Food Tank (FT): What inspired you to get involved in food and agriculture?
Baldemar Velasquez (BV): I was raised as a migrant farm worker living in squalid labor camps. I watched my family being cheated out of wages and suffer verbal abuses from field men, labor contractors, growers, and racist townspeople in the rural towns we worked in!
FT: What do you see as the biggest opportunity to fix the food system?
BV: Bring about freedom of association in agricultural commodity supply chains for growers and farm workers as consumers become more conscious of conditions of food origins.
FT: What innovations in agriculture and the food system are you most excited about?
BV: The current attention to supply chains.
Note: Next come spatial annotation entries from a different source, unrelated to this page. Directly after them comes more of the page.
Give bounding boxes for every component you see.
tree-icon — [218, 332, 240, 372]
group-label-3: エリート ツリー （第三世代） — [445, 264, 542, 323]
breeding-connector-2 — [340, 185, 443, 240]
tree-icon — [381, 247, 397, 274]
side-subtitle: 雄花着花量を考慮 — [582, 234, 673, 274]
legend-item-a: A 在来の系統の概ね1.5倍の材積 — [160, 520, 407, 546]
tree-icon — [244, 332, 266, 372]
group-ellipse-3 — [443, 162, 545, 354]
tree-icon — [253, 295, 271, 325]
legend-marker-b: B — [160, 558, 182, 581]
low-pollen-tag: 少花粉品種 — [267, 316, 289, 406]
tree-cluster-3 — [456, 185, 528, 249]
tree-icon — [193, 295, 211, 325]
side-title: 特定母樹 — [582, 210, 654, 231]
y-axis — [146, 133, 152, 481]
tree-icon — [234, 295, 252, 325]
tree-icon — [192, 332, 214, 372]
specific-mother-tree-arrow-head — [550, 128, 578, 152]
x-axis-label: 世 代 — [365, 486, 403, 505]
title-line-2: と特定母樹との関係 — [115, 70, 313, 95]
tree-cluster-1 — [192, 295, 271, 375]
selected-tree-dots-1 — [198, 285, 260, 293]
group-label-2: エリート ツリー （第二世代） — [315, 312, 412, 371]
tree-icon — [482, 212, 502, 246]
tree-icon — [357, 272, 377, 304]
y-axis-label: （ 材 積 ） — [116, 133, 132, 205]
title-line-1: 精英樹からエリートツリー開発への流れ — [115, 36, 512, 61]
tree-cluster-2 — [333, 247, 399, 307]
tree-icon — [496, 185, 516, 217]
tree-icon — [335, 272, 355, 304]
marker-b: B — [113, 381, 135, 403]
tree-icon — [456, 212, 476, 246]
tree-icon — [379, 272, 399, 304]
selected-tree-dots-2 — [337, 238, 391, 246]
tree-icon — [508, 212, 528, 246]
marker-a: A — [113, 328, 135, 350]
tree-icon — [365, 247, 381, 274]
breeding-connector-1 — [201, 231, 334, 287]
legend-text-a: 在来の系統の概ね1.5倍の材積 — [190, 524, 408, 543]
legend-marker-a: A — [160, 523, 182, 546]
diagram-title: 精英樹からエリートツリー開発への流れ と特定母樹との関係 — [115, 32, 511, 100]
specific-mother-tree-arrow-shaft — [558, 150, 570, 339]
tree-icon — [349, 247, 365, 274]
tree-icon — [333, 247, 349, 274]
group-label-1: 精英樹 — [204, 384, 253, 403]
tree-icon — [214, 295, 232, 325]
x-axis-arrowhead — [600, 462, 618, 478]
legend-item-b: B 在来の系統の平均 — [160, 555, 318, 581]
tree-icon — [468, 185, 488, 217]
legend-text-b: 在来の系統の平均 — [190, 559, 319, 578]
Direct employers are not entirely responsible for many abuses, but consumers are smarting up to hold manufacturers and retailers also responsible for the consequential results surrounding food safety, the environment, and worker rights.
FT: Can you share a story about a food hero that inspired you?
BV: My mom and dad, who found a way to feed us in the midst of the severe poverty. Sometimes not very well, but we survived!
FT: What drives you every day to fight for the bettering of our food system?
BV: Always visiting farm workers in their labor camps, bringing together some of the most impoverished workers in America, and listening to their stories!
FT: What’s the biggest problem within the food system our parents and grandparents didn’t have to deal with?
BV: The polarization of wealth in the food supply chain. Many local markets were eliminated from harvests production as production moved towards corporatization.
FT: What’s the first, most pressing issue you’d like to see solved within the food system?
BV: Reforming rights of small producers and farm workers in the food production supply chains.
FT: What is one small change every person can make in their daily lives to make a big difference?
BV: Heed the calls and requests of the oppressed who take up the banner of struggle for justice in food production systems.
FT: What’s one issue within the food system you’d like to see completely solved for the next generation?
BV: Joint employment responsibilities on the part of manufacturers and retailers for everyone in their supply chains.
FT: What agricultural issue would you like for the next president of the United States to immediately address?
BV: Enact National Labor Relations Act-type legislation for farmers and farm workers that address joint responsibility of manufacturers and retailers!